Genome-wide joint analysis of single-nucleotide variant sets and gene expression for hypertension and related phenotypes

BACKGROUND: With the advance of next-generation sequencing technologies, the study of rare variants in targeted genome regions or even the whole genome becomes feasible. Nevertheless, the massive amount of sequencing data brings great computational and statistical challenges for association analyses. Aside from sequencing variants, other high-throughput omic data (eg, gene expression data) also become available, and can be incorporated into association analysis for better modeling and power improvement. This motivates the need of developing computationally efficient and powerful approaches to model the joint associations of multilevel omic data with complex human diseases. METHODS: A similarity-based weighted U approach is used to model the joint effect of sequencing variants and gene expression.

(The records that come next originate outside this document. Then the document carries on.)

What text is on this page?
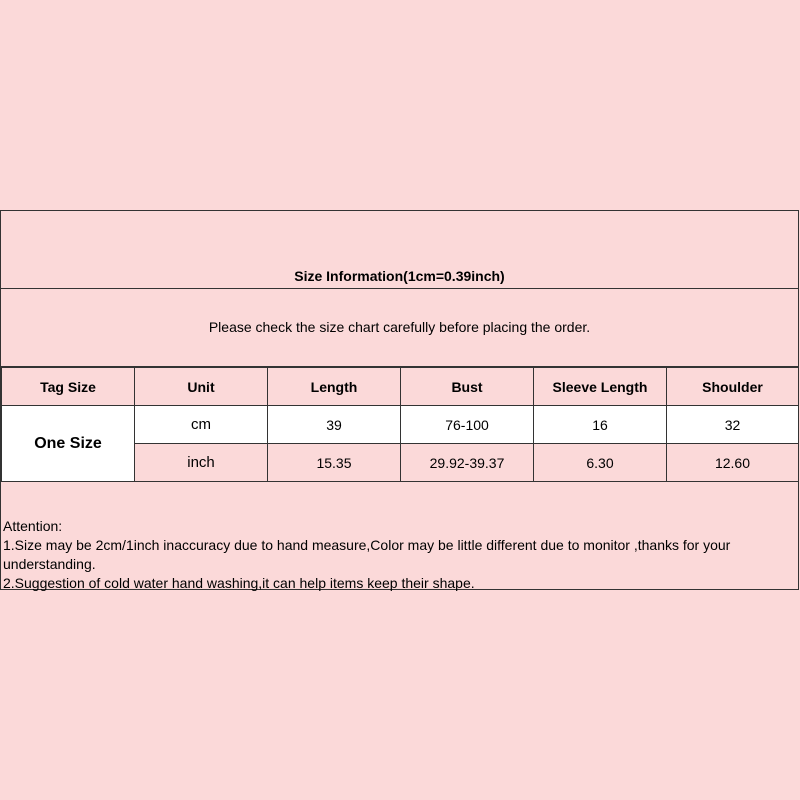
Size Information(1cm=0.39inch)
Please check the size chart carefully before placing the order.
Tag Size	Unit	Length	Bust	Sleeve Length	Shoulder
One Size	cm	39	76-100	16	32
	inch	15.35	29.92-39.37	6.30	12.60
Attention:
1.Size may be 2cm/1inch inaccuracy due to hand measure,Color may be little different due to monitor ,thanks for your
understanding.
2.Suggestion of cold water hand washing,it can help items keep their shape.
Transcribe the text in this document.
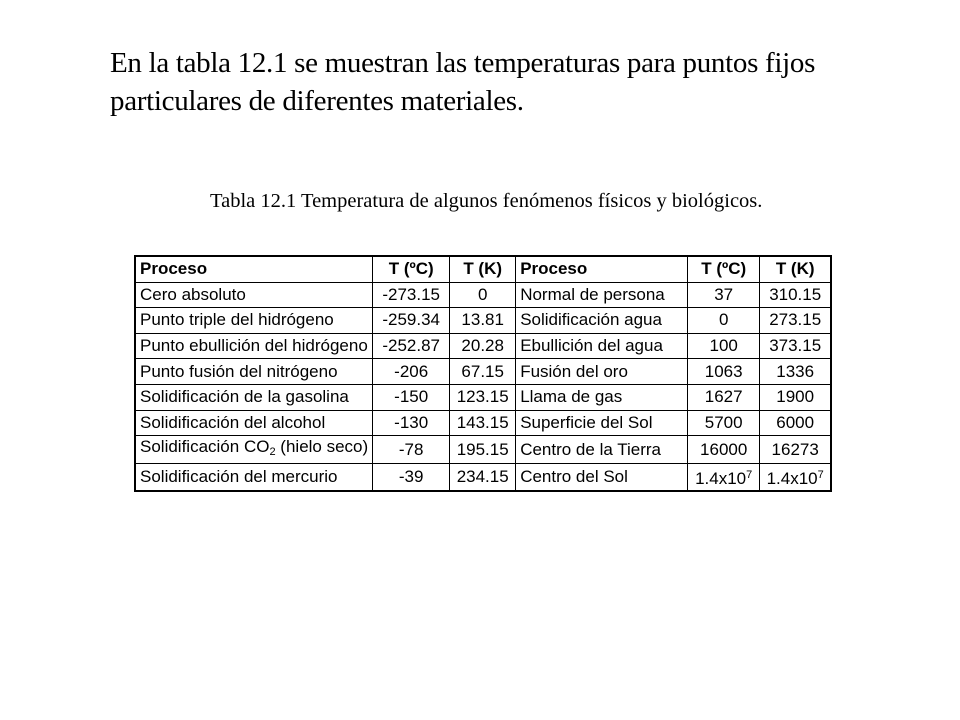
En la tabla 12.1 se muestran las temperaturas para puntos fijos particulares de diferentes materiales.
Tabla 12.1 Temperatura de algunos fenómenos físicos y biológicos.
Proceso	T (ºC)	T (K)	Proceso	T (ºC)	T (K)
Cero absoluto	-273.15	0	Normal de persona	37	310.15
Punto triple del hidrógeno	-259.34	13.81	Solidificación agua	0	273.15
Punto ebullición del hidrógeno	-252.87	20.28	Ebullición del agua	100	373.15
Punto fusión del nitrógeno	-206	67.15	Fusión del oro	1063	1336
Solidificación de la gasolina	-150	123.15	Llama de gas	1627	1900
Solidificación del alcohol	-130	143.15	Superficie del Sol	5700	6000
Solidificación $CO_2$ (hielo seco)	-78	195.15	Centro de la Tierra	16000	16273
Solidificación del mercurio	-39	234.15	Centro del Sol	$1.4x10^7$	$1.4x10^7$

Using a Mexican American sample provided by Genetic Analysis Workshop 19 (GAW19), we performed a whole-genome joint association analysis of sequencing variants and gene expression with systolic (SBP) and diastolic blood pressure (DBP) and hypertension (HTN) phenotypes. RESULTS: The whole-genome joint association analysis was completed in 80 min on a high-performance personal computer with an i7 4700 CPU and 8 GB memory. Although no gene reached statistical significance after adjusting for multiple testing, some top-ranked genes attained a high significance level and may have biological plausibility to hypertension-related phenotypes. CONCLUSIONS: The weighted U approach is computationally efficient for high-dimensional data analysis, and is capable of integrating multiple levels of omic data into association analysis. Through a real data application, we demonstrate the potential benefit of using the new approach for joint association analysis of sequencing variants and gene expression.